Une fois cette première étape passée, ses mentions quotidiennes deviennent de plus en plus courtes. En 1916 et surtout 1917, il ne mentionne parfois que le temps ou seulement une ou deux phrases. Il n’était pourtant pas inactif. Manque de temps ? Manque de nouveauté ? Parallèlement, les noms qui figurent dans ses carnets ne sont plus que des noms : il ne nous apprend pratiquement rien sur les personnes qui l’entourent une fois passé pharmacien. Lorsqu’il mentionne des pertes autour de lui en 1918, ce ne sont que des noms dont on ne sait quasiment rien d’autre.
Après cette période « moins riche », s’ouvre la dernière chronologiquement : celle du printemps 1918. Les écrits sont à nouveau plus riches et illustrent parfaitement la nouvelle tactique allemande : frapper fort, y compris sur les arrières où se trouve Jean Prévot. L’arrière est devenu un objectif des bombardements d’artillerie et des attaques aériennes que l’auteur mentionne en détail. L’auteur en est lui-même victime, étant intoxiqué par les gaz en septembre 1918. L’évolution tactique était déjà visible fin 1917 dans ses carnets : une large place est consacrée aux coups de main qui sont exécutés de part et d’autre dans le secteur.
Le dernier point remarquable de ces écrits est le fait qu’ils soient ceux d’un soldat de l’arrière. Ce n’est pas un combattant, il ne connait pas la première ligne. Il semble monter dans les tranchées pour la première fois en août 1916 pendant l’offensive sur la Somme : c’est en effet la première fois qu’il mentionne une montée en ligne et du temps passé dans les tranchées. Avant cela, il est un témoin éloigné et cela a aussi un intérêt : il entend.
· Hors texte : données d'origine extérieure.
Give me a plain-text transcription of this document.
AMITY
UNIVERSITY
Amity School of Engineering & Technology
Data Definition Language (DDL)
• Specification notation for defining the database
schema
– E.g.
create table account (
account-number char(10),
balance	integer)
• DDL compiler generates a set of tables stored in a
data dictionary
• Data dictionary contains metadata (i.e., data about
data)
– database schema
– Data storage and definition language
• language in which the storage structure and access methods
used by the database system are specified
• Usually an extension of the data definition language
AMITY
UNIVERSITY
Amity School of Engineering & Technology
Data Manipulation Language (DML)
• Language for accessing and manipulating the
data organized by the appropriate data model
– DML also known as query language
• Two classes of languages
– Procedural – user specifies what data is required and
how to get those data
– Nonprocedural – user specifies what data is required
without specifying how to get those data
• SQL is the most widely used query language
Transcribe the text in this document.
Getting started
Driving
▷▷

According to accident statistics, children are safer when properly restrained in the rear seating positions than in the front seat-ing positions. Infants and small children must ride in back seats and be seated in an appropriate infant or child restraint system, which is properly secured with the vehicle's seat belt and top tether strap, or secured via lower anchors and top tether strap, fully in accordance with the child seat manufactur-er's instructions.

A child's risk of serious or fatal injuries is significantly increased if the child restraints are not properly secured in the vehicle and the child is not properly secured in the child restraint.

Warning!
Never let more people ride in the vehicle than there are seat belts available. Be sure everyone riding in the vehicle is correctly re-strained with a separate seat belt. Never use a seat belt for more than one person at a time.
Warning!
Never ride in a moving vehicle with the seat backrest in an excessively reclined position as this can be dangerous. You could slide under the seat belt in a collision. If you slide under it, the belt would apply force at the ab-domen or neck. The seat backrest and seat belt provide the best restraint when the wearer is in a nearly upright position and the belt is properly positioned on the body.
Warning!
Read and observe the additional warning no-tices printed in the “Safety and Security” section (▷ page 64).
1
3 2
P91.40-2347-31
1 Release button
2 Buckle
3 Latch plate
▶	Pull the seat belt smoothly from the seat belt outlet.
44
Il entend le bruit des batteries voisines, le son du canon du front mais aussi les bruits qui concernent les opérations en cours ou l’unité à laquelle il appartient. Ces bruits, ou « canards », sont nombreux et nourrissent la curiosité des hommes. Sur son unité, il s’agit de savoir si elle change de position, si les unités combattantes sont en ligne, mais aussi sur la bataille en général, du niveau local avec les unités de la division ou du corps d’armée à un niveau plus grand nettement visible dans les notes prises au cours de la bataille de Verdun. S’il ne prend pas immédiatement conscience de l’attaque (le 21 février, il parle de tout autre chose, étant à Bar-le-Duc), dès le 22 février, il est aux première loges pour voir les renforts et la noria qui se met en place sur la route qui va devenir la Voie sacrée. Pertes, allusion à Driant, troupes qui montent en renfort, contre-attaque, les notes sont nombreuses pour cette période sur ce qu’il entend.
Il reste tout au long du conflit un homme de l’arrière, ne notant pas le moindre questionnement sur sa place (en tout cas, il ne le formule pas comme l’a fait Chaussis ce qui ne veut pas dire qu’il ne s’est pas posé les mêmes questions) ou sur sa décoration.
Un livre donc fort riche, non sur l’action d’un brancardier pharmacien, mais sur la vie quotidienne d’un homme dans la zone arrière du front, homme indispensable bien que sans fusil et qui a eu à payer, comme les combattants de première ligne, le prix de sa participation à la guerre après avoir été victime des gaz.